The Green Collection: Rare Biblical Artifacts
Steve Green’s collection includes more than 44,000 pieces, including cuneiform tablet, pieces of the Dead Sea Scrolls and rare illuminated manuscripts. “Scroll” through for more images.
Hobby shop magnate Steve Green’s own favorite pastime doesn’t involve model airplanes or remote controlled cars, it’s all about building and displaying the biggest collection of Biblical artifacts this side of the Vatican.
The owner of the 502-store, Oklahoma City-based Hobby Lobby chain, Green has a collection of nearly 50,000 Items, ranging from 1,500-year-old parchment fragments to a 150-pound sandstone tablet discovered near the Dead Sea. Green, who collects the artifacts with the help of archaeologist and religious scholar Scott Carroll, said the holy book has long fascinated him.
“It’s been banned; it’s been burned,” Green told FoxNews.com. “It’s been loved and hated. It’s the best-selling book of all time, the most-translated book of all time, and, I think, the most important book of all time.”
“It’s been banned; it’s been burned. It’s been loved and hated. It’s … the most important book of all time.”
– Steve Green
Some of the collection’s best pieces are currently on display in Vatican City. Called the Verbum Domini exhibit, it includes the Codex Climaci Rescriptus, one of the earliest-surviving, near-complete Bibles.

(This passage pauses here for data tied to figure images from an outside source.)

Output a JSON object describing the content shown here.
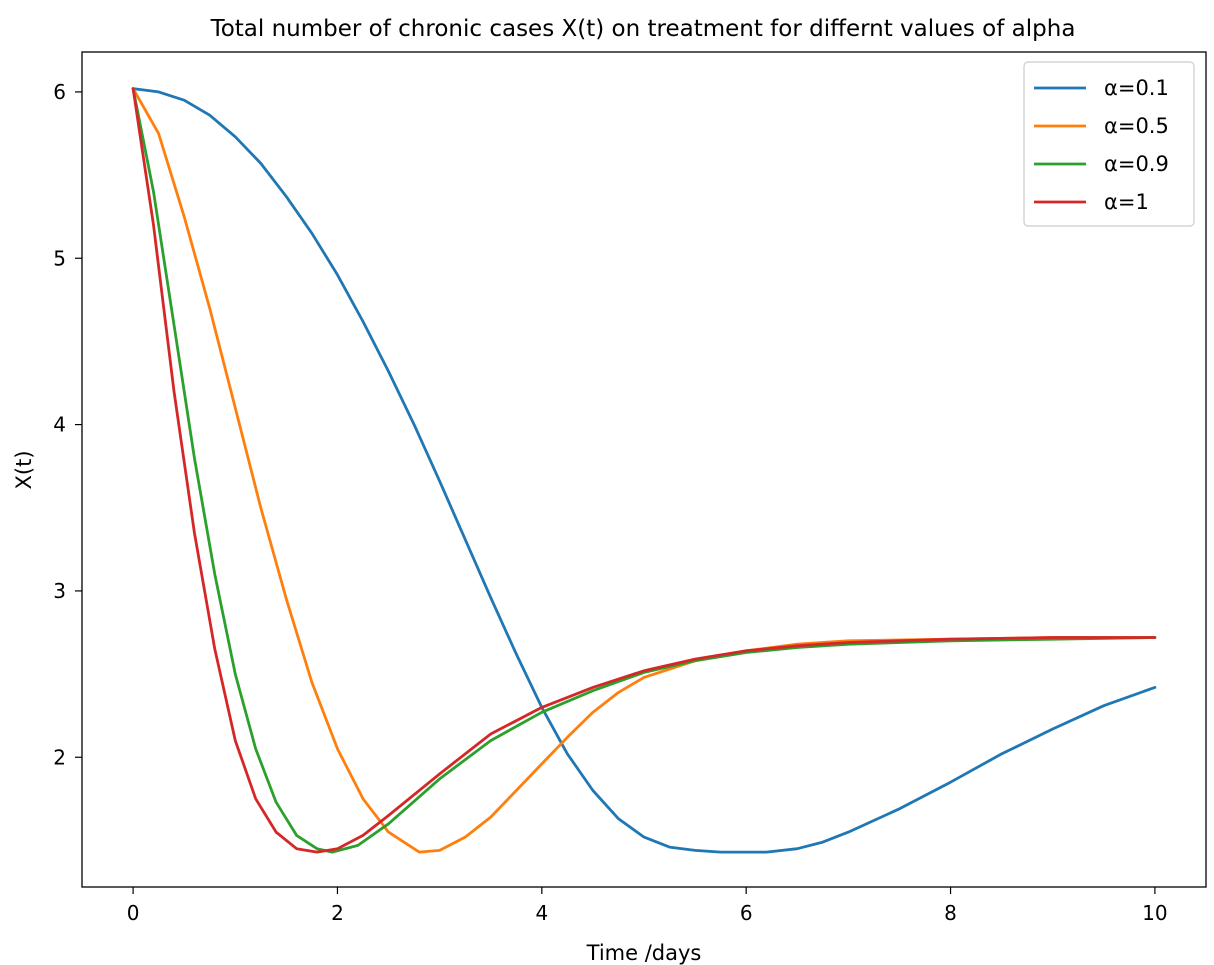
{
  "chart_data": {
    "type": "line",
    "title": "Total number of chronic cases X(t) on treatment for differnt values of alpha",
    "xlabel": "Time /days",
    "ylabel": "X(t)",
    "xlim": [
      -0.5,
      10.5
    ],
    "ylim": [
      1.22,
      6.24
    ],
    "xticks": [
      0,
      2,
      4,
      6,
      8,
      10
    ],
    "yticks": [
      2,
      3,
      4,
      5,
      6
    ],
    "grid": false,
    "legend_position": "top-right",
    "series": [
      {
        "name": "α=0.1",
        "color": "#1f77b4",
        "x": [
          0,
          0.25,
          0.5,
          0.75,
          1,
          1.25,
          1.5,
          1.75,
          2,
          2.25,
          2.5,
          2.75,
          3,
          3.25,
          3.5,
          3.75,
          4,
          4.25,
          4.5,
          4.75,
          5,
          5.25,
          5.5,
          5.75,
          6,
          6.2,
          6.5,
          6.75,
          7,
          7.5,
          8,
          8.5,
          9,
          9.5,
          10
        ],
        "y": [
          6.02,
          6.0,
          5.95,
          5.86,
          5.73,
          5.57,
          5.37,
          5.15,
          4.9,
          4.62,
          4.32,
          4.0,
          3.66,
          3.31,
          2.96,
          2.62,
          2.3,
          2.02,
          1.8,
          1.63,
          1.52,
          1.46,
          1.44,
          1.43,
          1.43,
          1.43,
          1.45,
          1.49,
          1.55,
          1.69,
          1.85,
          2.02,
          2.17,
          2.31,
          2.42
        ]
      },
      {
        "name": "α=0.5",
        "color": "#ff7f0e",
        "x": [
          0,
          0.25,
          0.5,
          0.75,
          1,
          1.25,
          1.5,
          1.75,
          2,
          2.25,
          2.5,
          2.8,
          3,
          3.25,
          3.5,
          3.75,
          4,
          4.25,
          4.5,
          4.75,
          5,
          5.5,
          6,
          6.5,
          7,
          8,
          9,
          10
        ],
        "y": [
          6.02,
          5.75,
          5.25,
          4.7,
          4.1,
          3.5,
          2.95,
          2.45,
          2.05,
          1.75,
          1.55,
          1.43,
          1.44,
          1.52,
          1.64,
          1.8,
          1.96,
          2.12,
          2.27,
          2.39,
          2.48,
          2.58,
          2.64,
          2.68,
          2.7,
          2.71,
          2.72,
          2.72
        ]
      },
      {
        "name": "α=0.9",
        "color": "#2ca02c",
        "x": [
          0,
          0.2,
          0.4,
          0.6,
          0.8,
          1,
          1.2,
          1.4,
          1.6,
          1.8,
          1.95,
          2.2,
          2.5,
          3,
          3.5,
          4,
          4.5,
          5,
          5.5,
          6,
          6.5,
          7,
          8,
          9,
          10
        ],
        "y": [
          6.02,
          5.4,
          4.6,
          3.8,
          3.1,
          2.5,
          2.05,
          1.73,
          1.53,
          1.45,
          1.43,
          1.47,
          1.6,
          1.87,
          2.1,
          2.27,
          2.4,
          2.51,
          2.58,
          2.63,
          2.66,
          2.68,
          2.7,
          2.71,
          2.72
        ]
      },
      {
        "name": "α=1",
        "color": "#d62728",
        "x": [
          0,
          0.2,
          0.4,
          0.6,
          0.8,
          1,
          1.2,
          1.4,
          1.6,
          1.8,
          2,
          2.25,
          2.5,
          3,
          3.5,
          4,
          4.5,
          5,
          5.5,
          6,
          6.5,
          7,
          8,
          9,
          10
        ],
        "y": [
          6.02,
          5.2,
          4.2,
          3.35,
          2.65,
          2.1,
          1.75,
          1.55,
          1.45,
          1.43,
          1.45,
          1.53,
          1.65,
          1.9,
          2.14,
          2.3,
          2.42,
          2.52,
          2.59,
          2.64,
          2.67,
          2.69,
          2.71,
          2.72,
          2.72
        ]
      }
    ]
  }
}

Green’s favorite piece is the Great Isaiah Scroll Facsimile.
“[It’s] an exact facsimile of the most celebrated of all the Biblical Dead Sea Scrolls and one of the original seven Dead Sea Scrolls discovered at Qumran in 1947,” he told FoxNews.com. “Dating to ca. 125 BCE, it is the largest and best-preserved of all the biblical scrolls. The 54 columns contain all 66 chapters of Isaiah.”

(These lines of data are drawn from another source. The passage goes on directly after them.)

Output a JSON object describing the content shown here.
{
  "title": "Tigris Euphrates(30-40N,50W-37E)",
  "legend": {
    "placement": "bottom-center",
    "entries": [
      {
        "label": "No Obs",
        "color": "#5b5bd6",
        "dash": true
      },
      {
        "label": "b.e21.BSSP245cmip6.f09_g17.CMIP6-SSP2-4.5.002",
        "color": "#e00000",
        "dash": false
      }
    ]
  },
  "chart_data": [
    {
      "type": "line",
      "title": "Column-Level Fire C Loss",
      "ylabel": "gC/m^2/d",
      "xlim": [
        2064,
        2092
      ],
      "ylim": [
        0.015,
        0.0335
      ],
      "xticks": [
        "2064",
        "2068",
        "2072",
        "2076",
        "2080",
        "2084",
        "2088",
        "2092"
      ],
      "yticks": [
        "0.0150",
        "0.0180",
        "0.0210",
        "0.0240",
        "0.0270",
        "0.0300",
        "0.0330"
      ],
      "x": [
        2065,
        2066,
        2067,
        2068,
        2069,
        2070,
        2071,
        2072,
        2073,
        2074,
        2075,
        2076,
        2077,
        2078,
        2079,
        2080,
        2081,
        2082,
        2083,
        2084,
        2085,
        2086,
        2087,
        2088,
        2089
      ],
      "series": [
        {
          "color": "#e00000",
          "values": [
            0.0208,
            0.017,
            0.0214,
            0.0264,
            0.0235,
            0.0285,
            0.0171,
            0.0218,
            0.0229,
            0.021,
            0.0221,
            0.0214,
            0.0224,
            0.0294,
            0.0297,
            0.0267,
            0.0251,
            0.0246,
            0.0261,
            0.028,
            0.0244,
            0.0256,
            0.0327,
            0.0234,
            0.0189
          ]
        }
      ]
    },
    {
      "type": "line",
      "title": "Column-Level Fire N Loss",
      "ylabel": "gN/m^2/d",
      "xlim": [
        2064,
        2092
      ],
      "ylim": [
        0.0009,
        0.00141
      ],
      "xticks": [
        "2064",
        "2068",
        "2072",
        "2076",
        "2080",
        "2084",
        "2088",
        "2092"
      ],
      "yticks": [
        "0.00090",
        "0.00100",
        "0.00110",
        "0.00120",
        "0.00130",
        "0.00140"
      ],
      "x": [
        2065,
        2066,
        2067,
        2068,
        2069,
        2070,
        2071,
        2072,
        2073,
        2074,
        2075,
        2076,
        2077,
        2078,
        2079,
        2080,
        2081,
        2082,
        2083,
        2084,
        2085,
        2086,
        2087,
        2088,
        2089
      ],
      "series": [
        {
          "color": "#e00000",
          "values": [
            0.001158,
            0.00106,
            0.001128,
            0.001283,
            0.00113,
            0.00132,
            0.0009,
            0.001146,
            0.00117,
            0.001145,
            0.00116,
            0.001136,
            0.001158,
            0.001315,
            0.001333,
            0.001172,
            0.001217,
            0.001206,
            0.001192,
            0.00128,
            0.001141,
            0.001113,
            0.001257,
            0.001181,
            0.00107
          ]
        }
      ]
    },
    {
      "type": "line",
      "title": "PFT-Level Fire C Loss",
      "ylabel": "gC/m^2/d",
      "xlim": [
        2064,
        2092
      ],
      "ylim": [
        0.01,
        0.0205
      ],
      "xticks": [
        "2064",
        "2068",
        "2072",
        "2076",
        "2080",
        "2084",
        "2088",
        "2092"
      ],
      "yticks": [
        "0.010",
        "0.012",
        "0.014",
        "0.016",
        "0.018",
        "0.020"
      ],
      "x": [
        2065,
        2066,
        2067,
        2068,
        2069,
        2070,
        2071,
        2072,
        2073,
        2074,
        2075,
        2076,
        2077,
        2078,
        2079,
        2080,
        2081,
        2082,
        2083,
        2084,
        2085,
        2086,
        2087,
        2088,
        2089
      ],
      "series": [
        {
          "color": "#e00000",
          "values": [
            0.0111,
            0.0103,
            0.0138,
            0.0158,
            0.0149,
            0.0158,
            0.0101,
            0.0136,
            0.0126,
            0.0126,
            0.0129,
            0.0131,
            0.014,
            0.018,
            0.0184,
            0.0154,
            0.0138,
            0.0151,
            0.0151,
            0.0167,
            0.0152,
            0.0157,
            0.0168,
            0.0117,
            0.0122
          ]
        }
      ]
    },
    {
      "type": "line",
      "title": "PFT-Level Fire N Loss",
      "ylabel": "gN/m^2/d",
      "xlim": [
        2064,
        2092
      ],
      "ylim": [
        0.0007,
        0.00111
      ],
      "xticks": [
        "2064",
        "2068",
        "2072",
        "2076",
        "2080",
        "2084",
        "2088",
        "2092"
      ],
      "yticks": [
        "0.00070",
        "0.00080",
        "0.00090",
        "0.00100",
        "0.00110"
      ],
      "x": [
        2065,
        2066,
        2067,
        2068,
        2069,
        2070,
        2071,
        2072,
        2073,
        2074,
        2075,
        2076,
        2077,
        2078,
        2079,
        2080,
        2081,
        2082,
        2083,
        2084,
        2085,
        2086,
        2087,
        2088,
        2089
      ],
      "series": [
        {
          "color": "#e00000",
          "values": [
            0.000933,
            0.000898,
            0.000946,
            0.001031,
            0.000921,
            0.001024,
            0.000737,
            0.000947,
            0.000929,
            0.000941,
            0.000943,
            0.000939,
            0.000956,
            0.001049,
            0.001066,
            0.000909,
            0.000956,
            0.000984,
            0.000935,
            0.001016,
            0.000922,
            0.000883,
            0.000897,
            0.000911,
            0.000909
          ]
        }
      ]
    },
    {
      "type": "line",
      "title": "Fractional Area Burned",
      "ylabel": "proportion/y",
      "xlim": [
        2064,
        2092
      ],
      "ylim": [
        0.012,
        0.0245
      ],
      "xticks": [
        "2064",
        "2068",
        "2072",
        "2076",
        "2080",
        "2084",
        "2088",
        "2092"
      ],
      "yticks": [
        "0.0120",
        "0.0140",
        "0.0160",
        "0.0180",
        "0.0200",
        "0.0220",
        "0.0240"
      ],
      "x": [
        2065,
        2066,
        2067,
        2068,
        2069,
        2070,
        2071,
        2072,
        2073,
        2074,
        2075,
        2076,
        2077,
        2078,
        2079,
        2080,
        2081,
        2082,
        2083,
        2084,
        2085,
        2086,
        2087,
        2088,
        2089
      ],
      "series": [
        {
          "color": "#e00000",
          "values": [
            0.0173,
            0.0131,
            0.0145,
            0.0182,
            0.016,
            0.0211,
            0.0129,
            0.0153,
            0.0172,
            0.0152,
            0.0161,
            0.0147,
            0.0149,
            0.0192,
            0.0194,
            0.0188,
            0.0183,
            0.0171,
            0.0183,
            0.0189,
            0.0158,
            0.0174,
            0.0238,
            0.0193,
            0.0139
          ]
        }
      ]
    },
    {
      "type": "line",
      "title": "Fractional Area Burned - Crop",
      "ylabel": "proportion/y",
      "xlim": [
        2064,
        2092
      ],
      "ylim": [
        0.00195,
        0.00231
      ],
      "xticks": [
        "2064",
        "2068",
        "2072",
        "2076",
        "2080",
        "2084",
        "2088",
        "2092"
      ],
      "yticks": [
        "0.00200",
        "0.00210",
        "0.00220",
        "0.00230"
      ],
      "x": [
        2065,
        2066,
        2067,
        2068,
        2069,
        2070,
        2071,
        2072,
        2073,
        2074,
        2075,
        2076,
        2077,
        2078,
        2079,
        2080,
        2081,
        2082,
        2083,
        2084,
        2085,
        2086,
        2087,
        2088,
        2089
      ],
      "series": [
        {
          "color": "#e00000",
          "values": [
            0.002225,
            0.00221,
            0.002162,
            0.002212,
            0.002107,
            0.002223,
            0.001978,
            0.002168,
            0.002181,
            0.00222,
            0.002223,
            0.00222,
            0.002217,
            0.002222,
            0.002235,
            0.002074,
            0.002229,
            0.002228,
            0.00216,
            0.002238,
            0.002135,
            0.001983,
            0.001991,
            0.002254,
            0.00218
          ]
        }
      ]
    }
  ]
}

Green and Carroll purchased their first manuscript in November 2009, and never envisioned their collection growing as it has.

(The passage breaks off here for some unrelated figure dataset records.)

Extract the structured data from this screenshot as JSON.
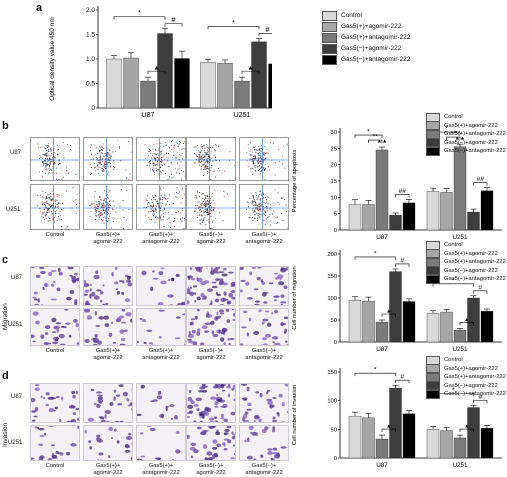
{
  "panels": {
    "a": {
      "label": "a"
    },
    "b": {
      "label": "b",
      "row_labels": [
        "U87",
        "U251"
      ],
      "col_labels": [
        "Control",
        "Gas5(+)+\nagomir-222",
        "Gas5(+)+\nantagomir-222",
        "Gas5(−)+\nagomir-222",
        "Gas5(−)+\nantagomir-222"
      ]
    },
    "c": {
      "label": "c",
      "side_label": "Migration",
      "row_labels": [
        "U87",
        "U251"
      ],
      "col_labels": [
        "Control",
        "Gas5(+)+\nagomir-222",
        "Gas5(+)+\nantagomir-222",
        "Gas5(−)+\nagomir-222",
        "Gas5(−)+\nantagomir-222"
      ]
    },
    "d": {
      "label": "d",
      "side_label": "Invasion",
      "row_labels": [
        "U87",
        "U251"
      ],
      "col_labels": [
        "Control",
        "Gas5(+)+\nagomir-222",
        "Gas5(+)+\nantagomir-222",
        "Gas5(−)+\nagomir-222",
        "Gas5(−)+\nantagomir-222"
      ]
    }
  },
  "legend": {
    "entries": [
      "Control",
      "Gas5(+)+agomir-222",
      "Gas5(+)+antagomir-222",
      "Gas5(−)+agomir-222",
      "Gas5(−)+antagomir-222"
    ],
    "colors": [
      "#d9d9d9",
      "#a6a6a6",
      "#7a7a7a",
      "#3d3d3d",
      "#000000"
    ]
  },
  "chart_data": [
    {
      "id": "a",
      "type": "bar",
      "categories": [
        "U87",
        "U251"
      ],
      "ylabel": "Optical density value 450 nm",
      "ylim": [
        0,
        2.0
      ],
      "yticks": [
        0,
        0.5,
        1.0,
        1.5,
        2.0
      ],
      "tick_labels": [
        "0",
        "0.5",
        "1.0",
        "1.5",
        "2.0"
      ],
      "series": [
        {
          "name": "Control",
          "values": [
            1.0,
            0.93
          ],
          "err": [
            0.07,
            0.06
          ]
        },
        {
          "name": "Gas5(+)+agomir-222",
          "values": [
            1.02,
            0.91
          ],
          "err": [
            0.11,
            0.07
          ]
        },
        {
          "name": "Gas5(+)+antagomir-222",
          "values": [
            0.55,
            0.55
          ],
          "err": [
            0.08,
            0.08
          ]
        },
        {
          "name": "Gas5(−)+agomir-222",
          "values": [
            1.52,
            1.35
          ],
          "err": [
            0.1,
            0.07
          ]
        },
        {
          "name": "Gas5(−)+antagomir-222",
          "values": [
            1.01,
            0.9
          ],
          "err": [
            0.15,
            0.06
          ]
        }
      ],
      "annotations": [
        "*",
        "#",
        "▲",
        "*",
        "#",
        "▲"
      ]
    },
    {
      "id": "b",
      "type": "bar",
      "categories": [
        "U87",
        "U251"
      ],
      "ylabel": "Percentage of apoptosis",
      "ylim": [
        0,
        30
      ],
      "yticks": [
        0,
        5,
        10,
        15,
        20,
        25,
        30
      ],
      "tick_labels": [
        "0",
        "5",
        "10",
        "15",
        "20",
        "25",
        "30"
      ],
      "series": [
        {
          "name": "Control",
          "values": [
            7.8,
            11.8
          ],
          "err": [
            1.5,
            1.0
          ]
        },
        {
          "name": "Gas5(+)+agomir-222",
          "values": [
            7.8,
            11.5
          ],
          "err": [
            1.3,
            1.2
          ]
        },
        {
          "name": "Gas5(+)+antagomir-222",
          "values": [
            24.5,
            25.5
          ],
          "err": [
            0.9,
            0.8
          ]
        },
        {
          "name": "Gas5(−)+agomir-222",
          "values": [
            4.5,
            5.5
          ],
          "err": [
            0.7,
            0.9
          ]
        },
        {
          "name": "Gas5(−)+antagomir-222",
          "values": [
            8.3,
            12.0
          ],
          "err": [
            1.1,
            1.0
          ]
        }
      ],
      "annotations": [
        "*",
        "**",
        "▲▲",
        "##",
        "*",
        "**",
        "▲▲",
        "##"
      ]
    },
    {
      "id": "c",
      "type": "bar",
      "categories": [
        "U87",
        "U251"
      ],
      "ylabel": "Cell number of migration",
      "ylim": [
        0,
        200
      ],
      "yticks": [
        0,
        50,
        100,
        150,
        200
      ],
      "tick_labels": [
        "0",
        "50",
        "100",
        "150",
        "200"
      ],
      "series": [
        {
          "name": "Control",
          "values": [
            95,
            65
          ],
          "err": [
            8,
            6
          ]
        },
        {
          "name": "Gas5(+)+agomir-222",
          "values": [
            93,
            68
          ],
          "err": [
            9,
            6
          ]
        },
        {
          "name": "Gas5(+)+antagomir-222",
          "values": [
            45,
            27
          ],
          "err": [
            5,
            4
          ]
        },
        {
          "name": "Gas5(−)+agomir-222",
          "values": [
            160,
            100
          ],
          "err": [
            6,
            5
          ]
        },
        {
          "name": "Gas5(−)+antagomir-222",
          "values": [
            92,
            70
          ],
          "err": [
            6,
            5
          ]
        }
      ],
      "annotations": [
        "*",
        "#",
        "▲",
        "*",
        "#",
        "▲"
      ]
    },
    {
      "id": "d",
      "type": "bar",
      "categories": [
        "U87",
        "U251"
      ],
      "ylabel": "Cell number of invasion",
      "ylim": [
        0,
        150
      ],
      "yticks": [
        0,
        50,
        100,
        150
      ],
      "tick_labels": [
        "0",
        "50",
        "100",
        "150"
      ],
      "series": [
        {
          "name": "Control",
          "values": [
            73,
            50
          ],
          "err": [
            7,
            5
          ]
        },
        {
          "name": "Gas5(+)+agomir-222",
          "values": [
            70,
            48
          ],
          "err": [
            8,
            5
          ]
        },
        {
          "name": "Gas5(+)+antagomir-222",
          "values": [
            33,
            35
          ],
          "err": [
            7,
            5
          ]
        },
        {
          "name": "Gas5(−)+agomir-222",
          "values": [
            122,
            88
          ],
          "err": [
            5,
            4
          ]
        },
        {
          "name": "Gas5(−)+antagomir-222",
          "values": [
            77,
            52
          ],
          "err": [
            6,
            5
          ]
        }
      ],
      "annotations": [
        "*",
        "#",
        "▲",
        "*",
        "#",
        "▲"
      ]
    }
  ]
}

“We are inspired because of our personal faith and because the Bible is arguably the world’s most significant piece of literature, with tens of thousands of people having died to access and translate it and we think that story is worth telling in a meaningful way,” Green said.
Carroll, who acquires new items for the collection with input from Green, said the smaller collection put together for the Holy City Is aimed at showing the ties that bind all denominations of Christianity.
“Verbum Domini gives us an overwhelming sense of the eternal significance of Scripture and shows us that people of the Book, although differing in theology, actually have more common ground than is often recognized,” Carroll said. “This exhibit illustrates the surprising unity that we, the faithful, all share.”
Green considers his collection priceless, and hopes it inspires viewers to consider the effort that has gone into preserving, translating and spreading the word.
“I think most would agree that it’s impossible to put a value on something that countless people have struggled, persevered, been imprisoned and even put to death to preserve,” Green said.
He’ll get no argument from Geof Morin, of New York, who visited the Verbum Domini exhibit in Italy on April 1.
“What an incredible gift to walk just a few steps to see so beautifully, the wide reach of the Bible in this exhibition– seeing on stone and skins and paper sheets the power of a message that has touched millions of lives over thousands of years,” Morin said.
For now, Green wants to share his collection through his exhibitions like the one in Vatican City. But he has bigger plans for the future.
“Ultimately, we hope to establish a national Bible museum that, in addition to showing how the Bible, as we know it today, came together, illustrates the impact the book has had on the world and share it’s amazing story,” he said.